Jonathan Lovvorn, senior vice president of animal protection litigation for The HSUS, said: “The killer-buyers who acquire horses for slaughter from random sources typically have no concern or knowledge about the horses’ prior history before shipping them off to inhumane deaths in slaughter facilities. Slaughtering horses in New Mexico would not only put horses through a gruesome and traumatic death, but it would put consumers at risk of consuming tainted meat.”

Hilary Wood, president of Front Range Equine Rescue, said:  “American horses are generally not raised for human consumption, and horse owners give them a variety of medications and products making them unfit for consumption.

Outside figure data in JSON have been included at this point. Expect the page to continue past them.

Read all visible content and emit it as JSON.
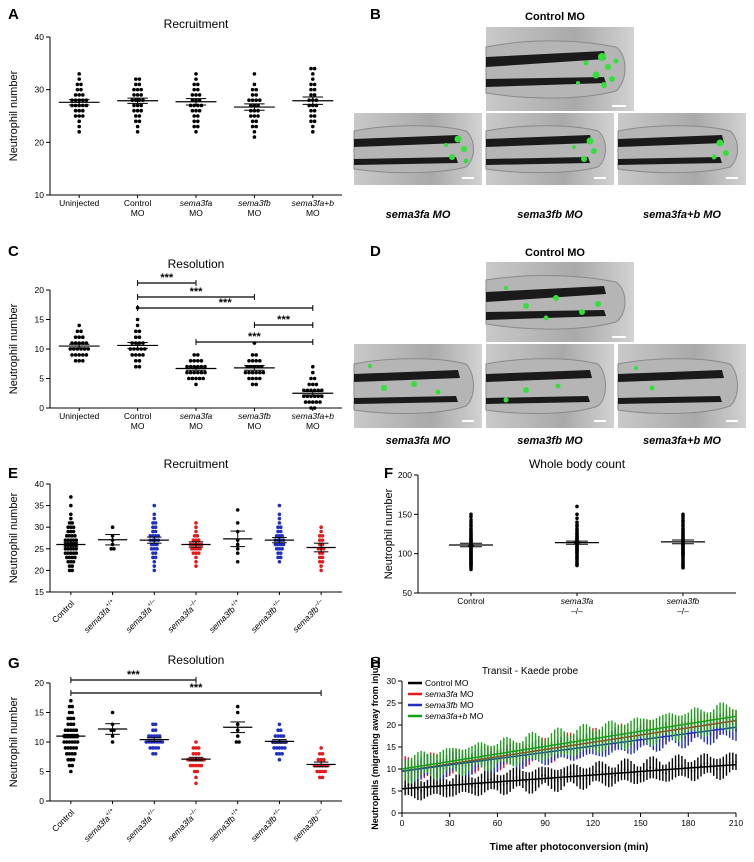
{
  "figure": {
    "panel_letters": [
      "A",
      "B",
      "C",
      "D",
      "E",
      "F",
      "G",
      "H"
    ]
  },
  "panel_b": {
    "top_label": "Control MO",
    "labels": [
      "sema3fa MO",
      "sema3fb MO",
      "sema3fa+b MO"
    ]
  },
  "panel_d": {
    "top_label": "Control MO",
    "labels": [
      "sema3fa MO",
      "sema3fb MO",
      "sema3fa+b MO"
    ]
  },
  "colors": {
    "black": "#000000",
    "red": "#e8191b",
    "blue": "#1f2fc4",
    "green": "#16a016"
  },
  "chart_data": [
    {
      "panel": "A",
      "type": "scatter",
      "title": "Recruitment",
      "ylabel": "Neutrophil number",
      "xlabel": "",
      "ylim": [
        10,
        40
      ],
      "yticks": [
        10,
        20,
        30,
        40
      ],
      "categories": [
        "Uninjected",
        "Control MO",
        "sema3fa MO",
        "sema3fb MO",
        "sema3fa+b MO"
      ],
      "means": [
        27.6,
        27.9,
        27.7,
        26.7,
        27.9
      ],
      "sem": [
        0.5,
        0.5,
        0.6,
        0.6,
        0.7
      ],
      "values": [
        [
          33,
          32,
          31,
          31,
          30,
          30,
          29,
          29,
          29,
          28,
          28,
          28,
          28,
          28,
          27,
          27,
          27,
          27,
          27,
          26,
          26,
          26,
          25,
          25,
          25,
          24,
          23,
          22
        ],
        [
          32,
          32,
          31,
          31,
          30,
          30,
          30,
          29,
          29,
          29,
          28,
          28,
          28,
          28,
          27,
          27,
          27,
          26,
          26,
          26,
          25,
          25,
          24,
          24,
          23,
          22
        ],
        [
          33,
          32,
          31,
          31,
          30,
          30,
          29,
          29,
          29,
          28,
          28,
          28,
          27,
          27,
          27,
          27,
          26,
          26,
          26,
          25,
          25,
          24,
          24,
          23,
          23,
          22
        ],
        [
          33,
          31,
          30,
          30,
          29,
          29,
          28,
          28,
          28,
          28,
          27,
          27,
          27,
          26,
          26,
          26,
          25,
          25,
          25,
          24,
          24,
          23,
          23,
          22,
          21
        ],
        [
          34,
          34,
          33,
          32,
          31,
          31,
          30,
          30,
          29,
          29,
          28,
          28,
          28,
          27,
          27,
          27,
          26,
          26,
          25,
          25,
          24,
          24,
          23,
          22
        ]
      ]
    },
    {
      "panel": "C",
      "type": "scatter",
      "title": "Resolution",
      "ylabel": "Neutrophil number",
      "xlabel": "",
      "ylim": [
        0,
        20
      ],
      "yticks": [
        0,
        5,
        10,
        15,
        20
      ],
      "categories": [
        "Uninjected",
        "Control MO",
        "sema3fa MO",
        "sema3fb MO",
        "sema3fa+b MO"
      ],
      "means": [
        10.5,
        10.6,
        6.7,
        6.8,
        2.5
      ],
      "sem": [
        0.3,
        0.5,
        0.3,
        0.4,
        0.3
      ],
      "significance": [
        {
          "from": 1,
          "to": 2,
          "label": "***"
        },
        {
          "from": 1,
          "to": 3,
          "label": "***"
        },
        {
          "from": 1,
          "to": 4,
          "label": "***"
        },
        {
          "from": 3,
          "to": 4,
          "label": "***"
        },
        {
          "from": 2,
          "to": 4,
          "label": "***"
        }
      ],
      "values": [
        [
          14,
          13,
          13,
          12,
          12,
          12,
          11,
          11,
          11,
          11,
          11,
          10,
          10,
          10,
          10,
          10,
          10,
          9,
          9,
          9,
          9,
          9,
          8,
          8,
          8
        ],
        [
          17,
          15,
          14,
          13,
          13,
          12,
          12,
          11,
          11,
          11,
          11,
          10,
          10,
          10,
          10,
          10,
          9,
          9,
          9,
          9,
          8,
          8,
          7,
          7
        ],
        [
          9,
          9,
          8,
          8,
          8,
          8,
          7,
          7,
          7,
          7,
          7,
          7,
          6,
          6,
          6,
          6,
          6,
          6,
          5,
          5,
          5,
          5,
          5,
          4
        ],
        [
          11,
          9,
          9,
          8,
          8,
          8,
          8,
          7,
          7,
          7,
          7,
          7,
          6,
          6,
          6,
          6,
          6,
          6,
          5,
          5,
          5,
          5,
          4,
          4
        ],
        [
          7,
          6,
          5,
          5,
          4,
          4,
          4,
          3,
          3,
          3,
          3,
          3,
          3,
          2,
          2,
          2,
          2,
          2,
          2,
          1,
          1,
          1,
          1,
          1,
          0,
          0
        ]
      ]
    },
    {
      "panel": "E",
      "type": "scatter",
      "title": "Recruitment",
      "ylabel": "Neutrophil number",
      "xlabel": "",
      "ylim": [
        15,
        40
      ],
      "yticks": [
        15,
        20,
        25,
        30,
        35,
        40
      ],
      "categories": [
        "Control",
        "sema3fa+/+",
        "sema3fa+/–",
        "sema3fa–/–",
        "sema3fb+/+",
        "sema3fb+/–",
        "sema3fb–/–"
      ],
      "colors": [
        "black",
        "black",
        "blue",
        "red",
        "black",
        "blue",
        "red"
      ],
      "means": [
        26.0,
        27.1,
        27.0,
        26.0,
        27.3,
        27.0,
        25.3
      ],
      "sem": [
        0.5,
        1.2,
        0.7,
        0.6,
        1.8,
        0.6,
        1.0
      ],
      "values": [
        [
          37,
          35,
          33,
          32,
          31,
          31,
          30,
          30,
          30,
          29,
          29,
          29,
          28,
          28,
          28,
          28,
          27,
          27,
          27,
          27,
          27,
          26,
          26,
          26,
          26,
          26,
          25,
          25,
          25,
          25,
          25,
          24,
          24,
          24,
          24,
          24,
          23,
          23,
          23,
          23,
          22,
          22,
          22,
          21,
          21,
          20,
          20
        ],
        [
          30,
          28,
          27,
          26,
          25,
          25
        ],
        [
          35,
          33,
          32,
          31,
          31,
          30,
          30,
          29,
          29,
          28,
          28,
          28,
          28,
          27,
          27,
          27,
          27,
          26,
          26,
          26,
          25,
          25,
          25,
          24,
          24,
          23,
          23,
          22,
          21,
          20
        ],
        [
          31,
          30,
          29,
          28,
          28,
          27,
          27,
          27,
          26,
          26,
          26,
          26,
          26,
          25,
          25,
          25,
          25,
          24,
          24,
          24,
          23,
          22,
          21
        ],
        [
          34,
          31,
          29,
          27,
          26,
          25,
          24,
          22
        ],
        [
          35,
          33,
          32,
          31,
          30,
          30,
          29,
          29,
          28,
          28,
          28,
          27,
          27,
          27,
          27,
          26,
          26,
          26,
          26,
          25,
          25,
          25,
          24,
          24,
          23,
          23,
          22
        ],
        [
          30,
          29,
          28,
          28,
          27,
          27,
          26,
          26,
          25,
          25,
          25,
          24,
          24,
          23,
          23,
          22,
          22,
          21,
          20
        ]
      ]
    },
    {
      "panel": "F",
      "type": "scatter",
      "title": "Whole body count",
      "ylabel": "Neutrophil number",
      "xlabel": "",
      "ylim": [
        50,
        200
      ],
      "yticks": [
        50,
        100,
        150,
        200
      ],
      "categories": [
        "Control",
        "sema3fa–/–",
        "sema3fb–/–"
      ],
      "means": [
        111,
        114,
        115
      ],
      "sem": [
        2.2,
        2.0,
        2.4
      ],
      "values": [
        [
          150,
          147,
          143,
          140,
          137,
          135,
          132,
          130,
          128,
          126,
          125,
          123,
          122,
          120,
          119,
          118,
          117,
          116,
          115,
          114,
          113,
          112,
          111,
          110,
          110,
          109,
          108,
          107,
          106,
          105,
          104,
          103,
          102,
          101,
          100,
          99,
          98,
          97,
          96,
          95,
          94,
          93,
          92,
          91,
          90,
          89,
          88,
          87,
          86,
          85,
          84,
          82,
          80
        ],
        [
          160,
          150,
          145,
          140,
          137,
          135,
          132,
          130,
          128,
          126,
          125,
          124,
          122,
          121,
          120,
          119,
          118,
          117,
          116,
          115,
          114,
          114,
          113,
          112,
          111,
          110,
          109,
          108,
          107,
          106,
          105,
          104,
          103,
          102,
          101,
          100,
          98,
          96,
          95,
          94,
          92,
          90,
          88,
          86,
          85
        ],
        [
          150,
          148,
          145,
          142,
          140,
          137,
          135,
          132,
          130,
          128,
          126,
          125,
          123,
          122,
          120,
          119,
          118,
          117,
          116,
          115,
          114,
          113,
          112,
          111,
          110,
          109,
          108,
          107,
          106,
          105,
          104,
          103,
          102,
          101,
          100,
          99,
          98,
          96,
          94,
          92,
          90,
          88,
          86,
          85,
          84,
          82
        ]
      ]
    },
    {
      "panel": "G",
      "type": "scatter",
      "title": "Resolution",
      "ylabel": "Neutrophil number",
      "xlabel": "",
      "ylim": [
        0,
        20
      ],
      "yticks": [
        0,
        5,
        10,
        15,
        20
      ],
      "categories": [
        "Control",
        "sema3fa+/+",
        "sema3fa+/–",
        "sema3fa–/–",
        "sema3fb+/+",
        "sema3fb+/–",
        "sema3fb–/–"
      ],
      "colors": [
        "black",
        "black",
        "blue",
        "red",
        "black",
        "blue",
        "red"
      ],
      "means": [
        11.0,
        12.2,
        10.4,
        7.1,
        12.5,
        10.1,
        6.2
      ],
      "sem": [
        0.3,
        0.9,
        0.3,
        0.3,
        0.9,
        0.3,
        0.4
      ],
      "significance": [
        {
          "from": 0,
          "to": 3,
          "label": "***"
        },
        {
          "from": 0,
          "to": 6,
          "label": "***"
        }
      ],
      "values": [
        [
          17,
          16,
          16,
          15,
          15,
          14,
          14,
          14,
          13,
          13,
          13,
          12,
          12,
          12,
          12,
          12,
          11,
          11,
          11,
          11,
          11,
          11,
          10,
          10,
          10,
          10,
          10,
          10,
          9,
          9,
          9,
          9,
          9,
          8,
          8,
          8,
          8,
          7,
          7,
          7,
          6,
          6,
          5
        ],
        [
          15,
          13,
          12,
          12,
          11,
          10
        ],
        [
          13,
          13,
          12,
          12,
          11,
          11,
          11,
          11,
          11,
          10,
          10,
          10,
          10,
          10,
          10,
          10,
          9,
          9,
          9,
          9,
          8,
          8
        ],
        [
          10,
          9,
          9,
          9,
          8,
          8,
          8,
          7,
          7,
          7,
          7,
          7,
          7,
          7,
          6,
          6,
          6,
          6,
          6,
          5,
          5,
          4,
          3
        ],
        [
          16,
          15,
          13,
          12,
          11,
          10,
          10
        ],
        [
          13,
          12,
          12,
          11,
          11,
          11,
          11,
          10,
          10,
          10,
          10,
          10,
          10,
          9,
          9,
          9,
          9,
          9,
          8,
          8,
          8,
          7
        ],
        [
          9,
          8,
          8,
          7,
          7,
          7,
          6,
          6,
          6,
          6,
          6,
          6,
          5,
          5,
          5,
          5,
          4,
          4
        ]
      ]
    },
    {
      "panel": "H",
      "type": "line",
      "title": "Transit - Kaede probe",
      "xlabel": "Time after photoconversion (min)",
      "ylabel": "Neutrophils (migrating away from injury)",
      "xlim": [
        0,
        210
      ],
      "ylim": [
        0,
        30
      ],
      "xticks": [
        0,
        30,
        60,
        90,
        120,
        150,
        180,
        210
      ],
      "yticks": [
        0,
        5,
        10,
        15,
        20,
        25,
        30
      ],
      "legend_position": "top-left",
      "series": [
        {
          "name": "Control MO",
          "color": "black",
          "start": 5.5,
          "end": 11.0,
          "err": 2.5
        },
        {
          "name": "sema3fa MO",
          "color": "red",
          "start": 9.5,
          "end": 21.0,
          "err": 2.5
        },
        {
          "name": "sema3fb MO",
          "color": "blue",
          "start": 9.5,
          "end": 19.5,
          "err": 2.5
        },
        {
          "name": "sema3fa+b MO",
          "color": "green",
          "start": 10.0,
          "end": 22.0,
          "err": 3.0
        }
      ]
    }
  ]
}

Horse slaughter does nothing to eliminate the abandonment or abuse of horses; in fact, it allows for increased cruelty as no horse can be humanely slaughtered.” 

The requested action is especially timely because in November 2011, Congress authorized the inspection of horses for slaughter in the United States, something that had been prohibited since 2006. Last month, the Obama administration agreed to process an application for inspecting horse slaughter at Valley Meat Company LLC in Roswell, N.M.

Businesses looking to start American horse slaughterhouses have been actively promoting horse meat, even though in this country the animals are generally not raised as food.

Facts:

  • More than 100,000 American horses are sent to slaughter each year, mainly for consumption in Europe and Asia.
  • The slaughter pipeline is horribly cruel, with many of the horses suffering immensely during transport and the misguided and often repeated attempts to render them unconscious. USDA documented the abuse and misery horses suffered at slaughterhouses in the U.S. before they closed in 2007.
  • Virtually all the horses used for meat spend most of their lives as work, competition or sport horses, companion animals, or wild horses.
  • Under the current rules and regulations, there is no safeguard in place that can protect against the consumption of unsafe toxins in horse meat.
  • Consumers do not know of the inherent dangers because there is no control over the drug residues.